A nova legislação atinge principalmente o foie gras, produto da culinária francesa feito a partir do fígado de patos e gansos submetidos ao método conhecido como gavage. A técnica consiste na introdução de um tubo na garganta da ave para forçar a ingestão de grandes quantidades de alimento, provocando o aumento anormal do fígado. A proibição vale tanto para produtos in natura quanto industrializados. 

A lei tem origem no Projeto de Lei (PL) 90/2020, de autoria do senador Eduardo Girão (Novo-CE). O texto foi aprovado pela Comissão de Meio Ambiente (CMA) do Senado em 2022 e confirmado pela Câmara dos Deputados em abril deste ano.
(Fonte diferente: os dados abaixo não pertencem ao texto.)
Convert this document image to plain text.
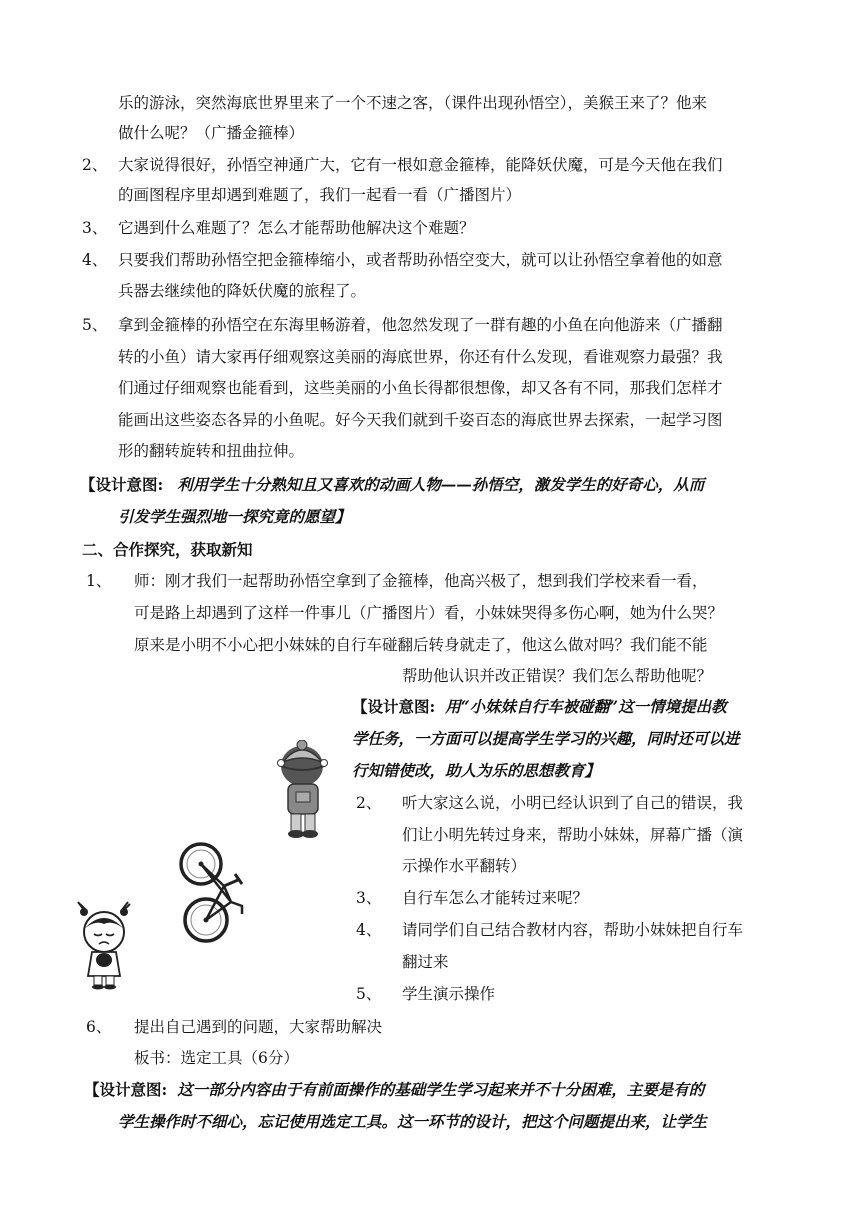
乐的游泳，突然海底世界里来了一个不速之客，（课件出现孙悟空），美猴王来了？他来
做什么呢？（广播金箍棒）
2、 大家说得很好，孙悟空神通广大，它有一根如意金箍棒，能降妖伏魔，可是今天他在我们
的画图程序里却遇到难题了，我们一起看一看（广播图片）
3、 它遇到什么难题了？怎么才能帮助他解决这个难题？
4、 只要我们帮助孙悟空把金箍棒缩小，或者帮助孙悟空变大，就可以让孙悟空拿着他的如意
兵器去继续他的降妖伏魔的旅程了。
5、 拿到金箍棒的孙悟空在东海里畅游着，他忽然发现了一群有趣的小鱼在向他游来（广播翻
转的小鱼）请大家再仔细观察这美丽的海底世界，你还有什么发现，看谁观察力最强？我
们通过仔细观察也能看到，这些美丽的小鱼长得都很想像，却又各有不同，那我们怎样才
能画出这些姿态各异的小鱼呢。好今天我们就到千姿百态的海底世界去探索，一起学习图
形的翻转旋转和扭曲拉伸。
【设计意图: 利用学生十分熟知且又喜欢的动画人物——孙悟空，激发学生的好奇心，从而
引发学生强烈地一探究竟的愿望】
二、合作探究，获取新知
1、 师：刚才我们一起帮助孙悟空拿到了金箍棒，他高兴极了，想到我们学校来看一看，
可是路上却遇到了这样一件事儿（广播图片）看，小妹妹哭得多伤心啊，她为什么哭？
原来是小明不小心把小妹妹的自行车碰翻后转身就走了，他这么做对吗？我们能不能
帮助他认识并改正错误？我们怎么帮助他呢？
【设计意图: 用“小妹妹自行车被碰翻”这一情境提出教
学任务，一方面可以提高学生学习的兴趣，同时还可以进
行知错使改，助人为乐的思想教育】
2、 听大家这么说，小明已经认识到了自己的错误，我
们让小明先转过身来，帮助小妹妹，屏幕广播（演
示操作水平翻转）
3、 自行车怎么才能转过来呢？
4、 请同学们自己结合教材内容，帮助小妹妹把自行车
翻过来
5、 学生演示操作
6、 提出自己遇到的问题，大家帮助解决
板书：选定工具（6分）
【设计意图: 这一部分内容由于有前面操作的基础学生学习起来并不十分困难，主要是有的
学生操作时不细心，忘记使用选定工具。这一环节的设计，把这个问题提出来，让学生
Ao defender a proposta, Girão classificou a prática como cruel. “Essa tortura cruel é imposta sobre a criação de animais. Aqui eu falo especificamente de patos e gansos, mas pode valer para outros animais. Com essa ingestão forçada, o fígado incha rapidamente, podendo crescer até 12 vezes, causando uma doença pelo acúmulo de gordura e, claro, muito sofrimento ao animal”, afirmou.

A norma define alimentação forçada como qualquer método mecânico ou manual que obrigue o animal a ingerir alimentos ou suplementos acima do seu limite natural de saciedade, por meio de instrumentos introduzidos na garganta, esôfago, papo ou estômago.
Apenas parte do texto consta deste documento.